We know that a tangential force of $F=80.0\text{ N}$ is applied to a wheel with radius $r=0.120\text{ m}$. The final angular speed is $\omega =12.0\text{ rev/s}$, which needs to be converted to radians per second. Since 1 revolution is $2\pi$ radians, $\omega =12.0\times 2\pi =24\pi \text{ rad/s}$. The wheel accelerates from rest, so initial angular speed ${\omega }_0=0\text{ rad/s}$, in a time $t=2.00\text{ s}$.

Calculate Angular Acceleration

The angular acceleration $\alpha$ can be calculated using the formula $\alpha =\frac{\omega -{\omega }_0}{t}$. Substituting the known values, $\alpha =\frac{24\pi -0}{2}=12\pi {\text{ rad/s}}^2$.

Relate Force to Torque

Torque ($\tau$) is related to force by the equation $\tau =rF$. Substituting the known values: $\tau =0.120\times 80.0=9.6\text{ Nm}$.

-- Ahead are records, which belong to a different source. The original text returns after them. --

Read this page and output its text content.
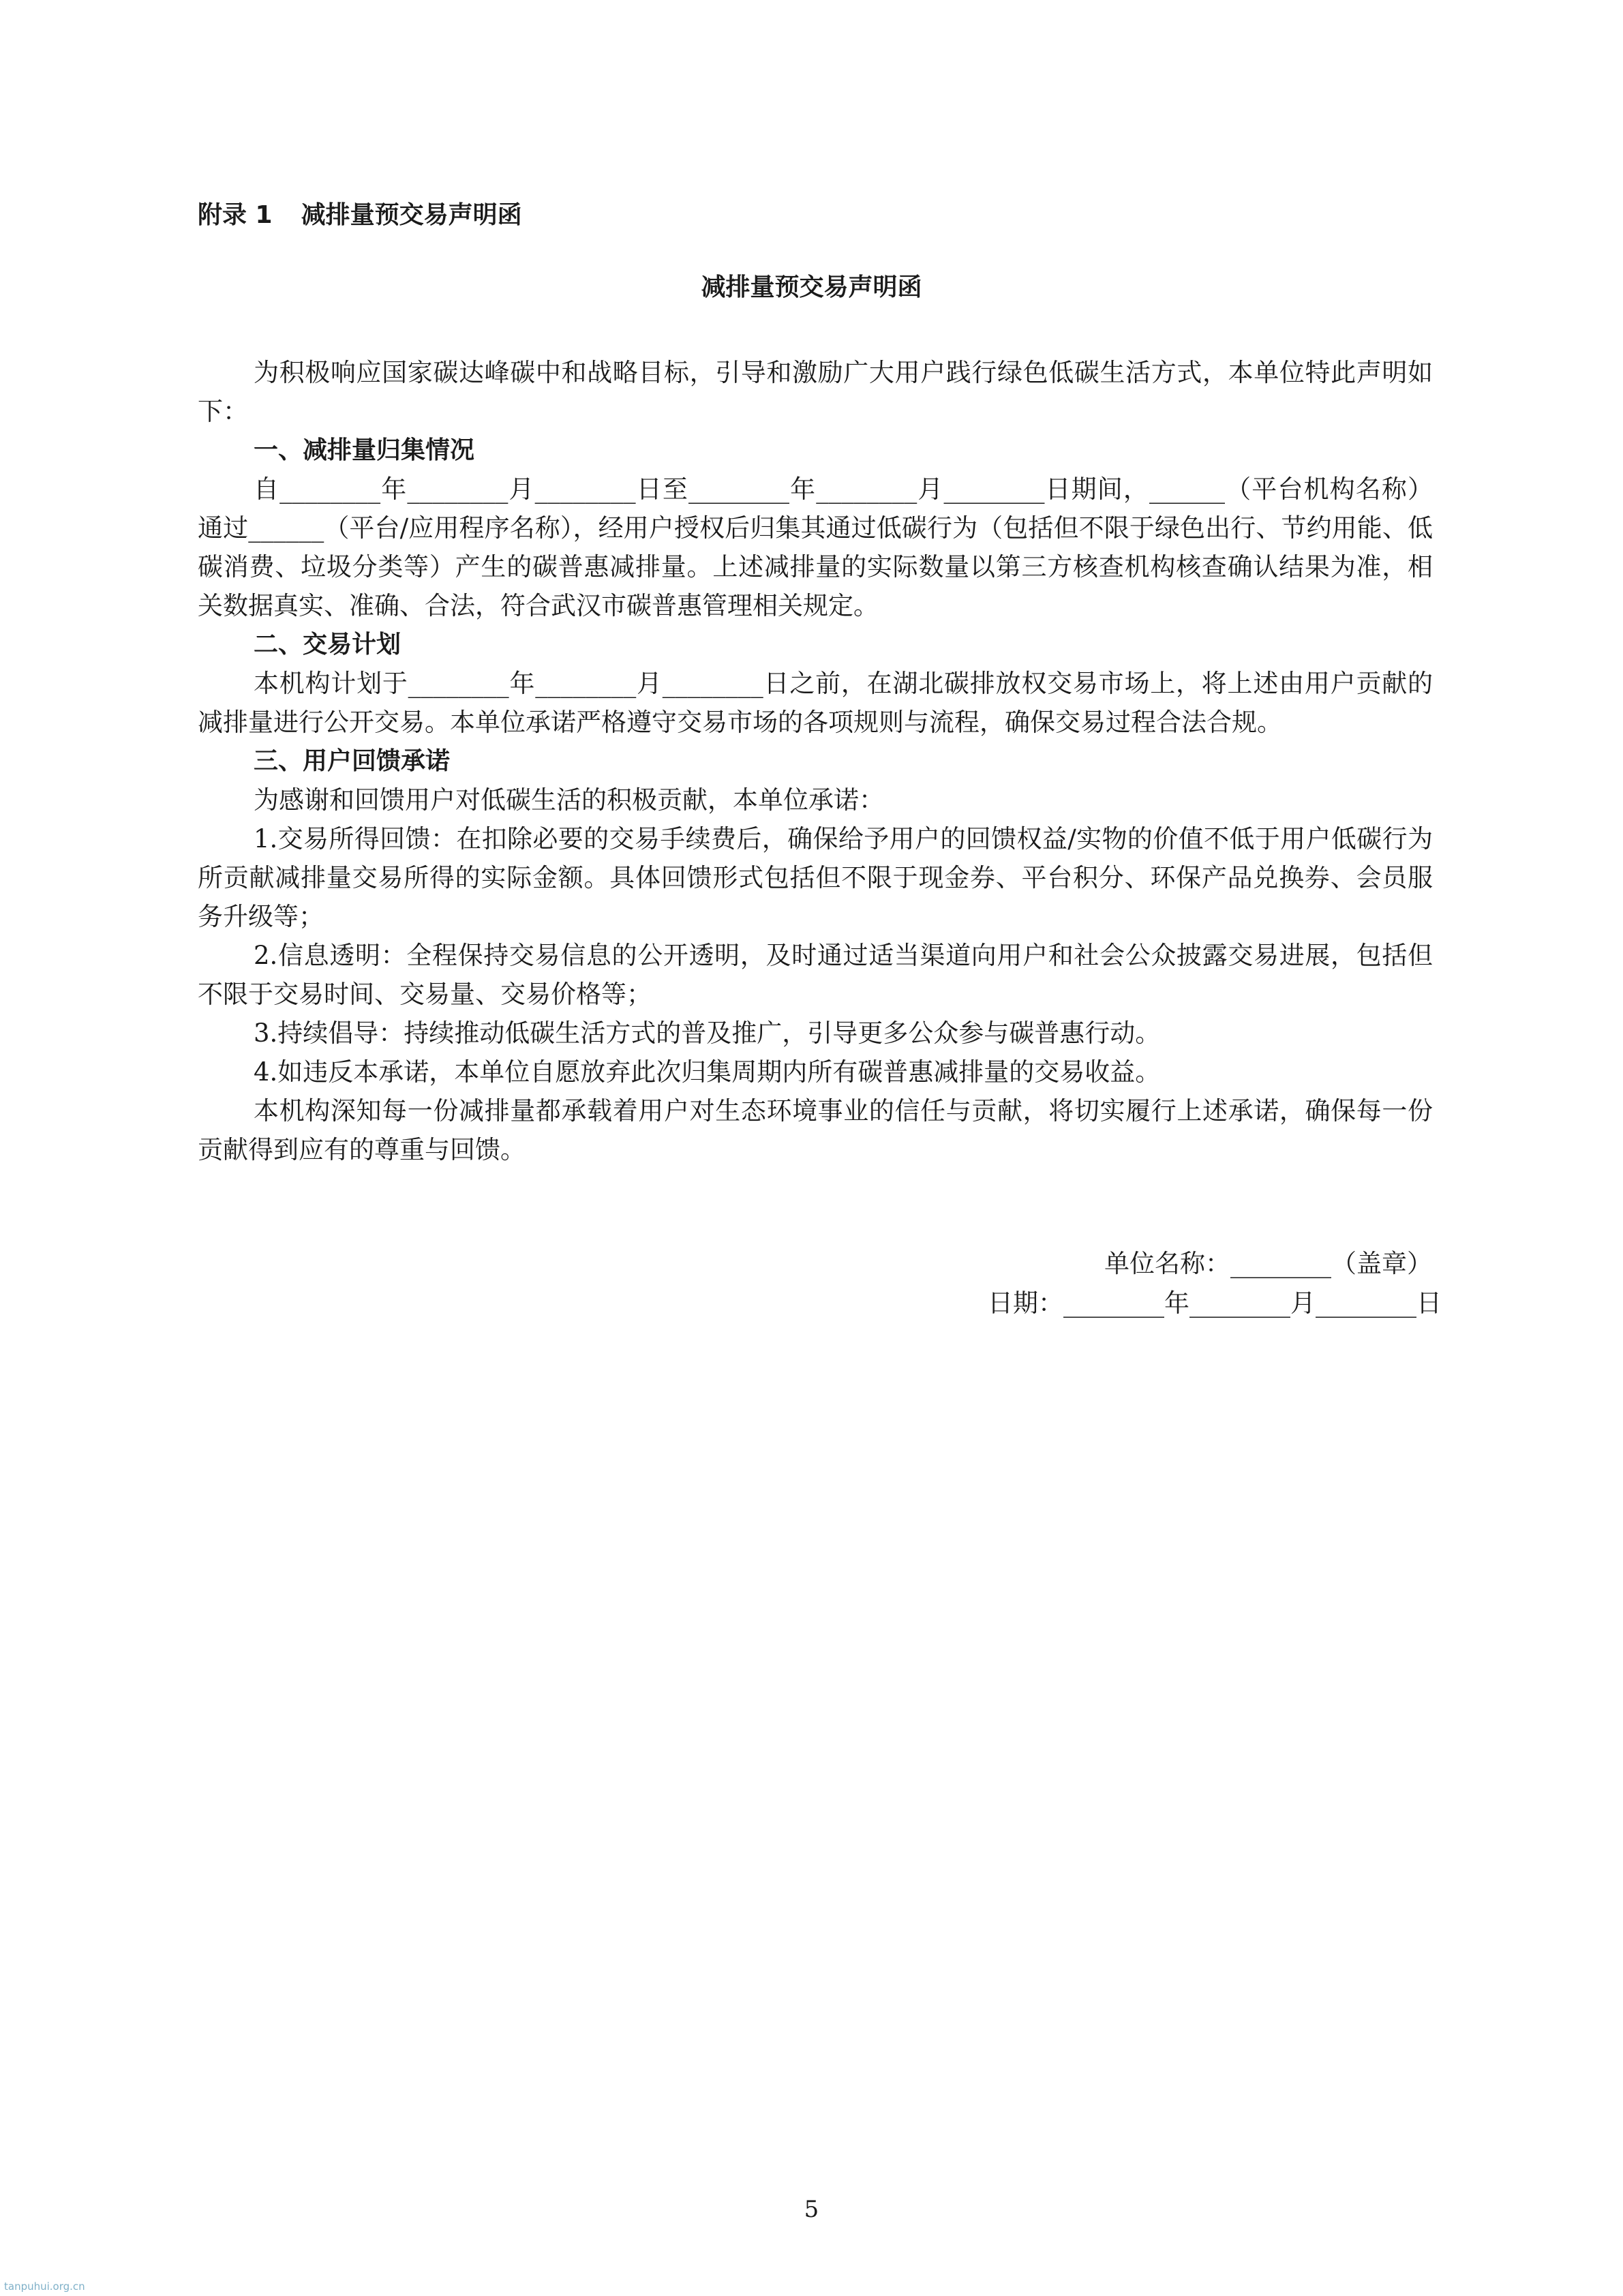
附录 1 减排量预交易声明函
减排量预交易声明函

为积极响应国家碳达峰碳中和战略目标，引导和激励广大用户践行绿色低碳生活方式，本单位特此声明如下：

一、减排量归集情况

自________年________月________日至________年________月________日期间，______（平台机构名称）通过______（平台/应用程序名称），经用户授权后归集其通过低碳行为（包括但不限于绿色出行、节约用能、低碳消费、垃圾分类等）产生的碳普惠减排量。上述减排量的实际数量以第三方核查机构核查确认结果为准，相关数据真实、准确、合法，符合武汉市碳普惠管理相关规定。

二、交易计划

本机构计划于________年________月________日之前，在湖北碳排放权交易市场上，将上述由用户贡献的减排量进行公开交易。本单位承诺严格遵守交易市场的各项规则与流程，确保交易过程合法合规。

三、用户回馈承诺

为感谢和回馈用户对低碳生活的积极贡献，本单位承诺：

1.交易所得回馈：在扣除必要的交易手续费后，确保给予用户的回馈权益/实物的价值不低于用户低碳行为所贡献减排量交易所得的实际金额。具体回馈形式包括但不限于现金券、平台积分、环保产品兑换券、会员服务升级等；

2.信息透明：全程保持交易信息的公开透明，及时通过适当渠道向用户和社会公众披露交易进展，包括但不限于交易时间、交易量、交易价格等；

3.持续倡导：持续推动低碳生活方式的普及推广，引导更多公众参与碳普惠行动。

4.如违反本承诺，本单位自愿放弃此次归集周期内所有碳普惠减排量的交易收益。

本机构深知每一份减排量都承载着用户对生态环境事业的信任与贡献，将切实履行上述承诺，确保每一份贡献得到应有的尊重与回馈。

单位名称：________（盖章）
日期：________年________月________日
5
tanpuhui.org.cn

Relate Torque to Angular Acceleration

Torque is also related to angular acceleration and the moment of inertia $I$ by the equation $\tau =I\alpha$. Therefore, the moment of inertia $I$ can be calculated as $I=\frac{\tau }{\alpha }$.

Calculate the Moment of Inertia

Substitute the known values of torque and angular acceleration into the equation $I=\frac{\tau }{\alpha }$: $I=\frac{9.6}{12\pi }$. This simplifies to $I\approx 0.254{\text{ kg m}}^2$.

Key concepts

Angular Acceleration

Angular acceleration measures how quickly an object is speeding up or slowing down its rotation, similar to how linear acceleration describes changes in velocity for a moving object. In our example, the wheel starts from rest and reaches a particular angular speed in a given time.
To calculate angular acceleration, use the formula:

• $\alpha =\frac{\omega -{\omega }_0}{t}$

Here:

• $\omega$ = final angular speed
• ${\omega }_0$ = initial angular speed
• $t$ = time duration

In our problem, ${\omega }_0=0$ rad/s, $\omega =24\pi$ rad/s, and $t=2$ s. So, the angular acceleration is $12\pi$ rad/s².
Understanding angular acceleration helps determine how forces impact rotational motion, which is crucial for solving dynamic problems.

Torque

Torque is a measure of the rotational force applied to an object. It's the product of force and the radius at which this force is applied. Torque is what causes objects to rotate.
The formula for torque is:

• $\tau =rF$

Where:

• $\tau$ = torque
• $r$ = radius
• $F$ = force applied

In the given exercise, a tangential force of 80 N is applied at the wheel’s rim of radius 0.120 m.
The torque is calculated as $9.6$ Nm.
Torque plays a pivotal role in determining the moment of inertia, linking directly to how much an object resists angular acceleration when a torque is applied.

Angular Speed

Angular speed refers to how quickly an object is rotating, described by how many radians it moves through per second. Unlike linear speed, which deals with straight-line paths, angular speed is about rotation around a point or axis.
To convert revolutions per second to radians per second, use the conversion:

• 1 revolution = $2\pi$ radians

So, if the wheel rotates at 12 revolutions per second:

• Angular speed $\omega =12\times 2\pi =24\pi$ rad/s

Angular speed is vital to determining many other properties of rotating objects, including kinetic energy and moment of inertia. It’s also foundational in understanding rotational motion dynamics.

Physics Problem Solving

Approaching physics problems systematically helps simplify even the toughest challenges. This includes recognizing what the problem is asking for, identifying given data, and applying the correct physics principles and formulas.
Here are some steps to tackle physics problems:

• Identify and list all given values and required findings from the problem statement.
• Translate any units to ensure consistency (like converting revolutions per second to radians per second).
• Use the relevant physics equations to connect the known variables and solve for the unknowns.
• Keep track of units throughout the calculations to maintain accuracy.

By breaking down each calculation step-by-step, we can better understand the overall concepts, like how force impacts angular motion or how angular speed and acceleration are connected. Practicing these steps regularly enhances problem-solving skills and deepens our comprehension of physical phenomena.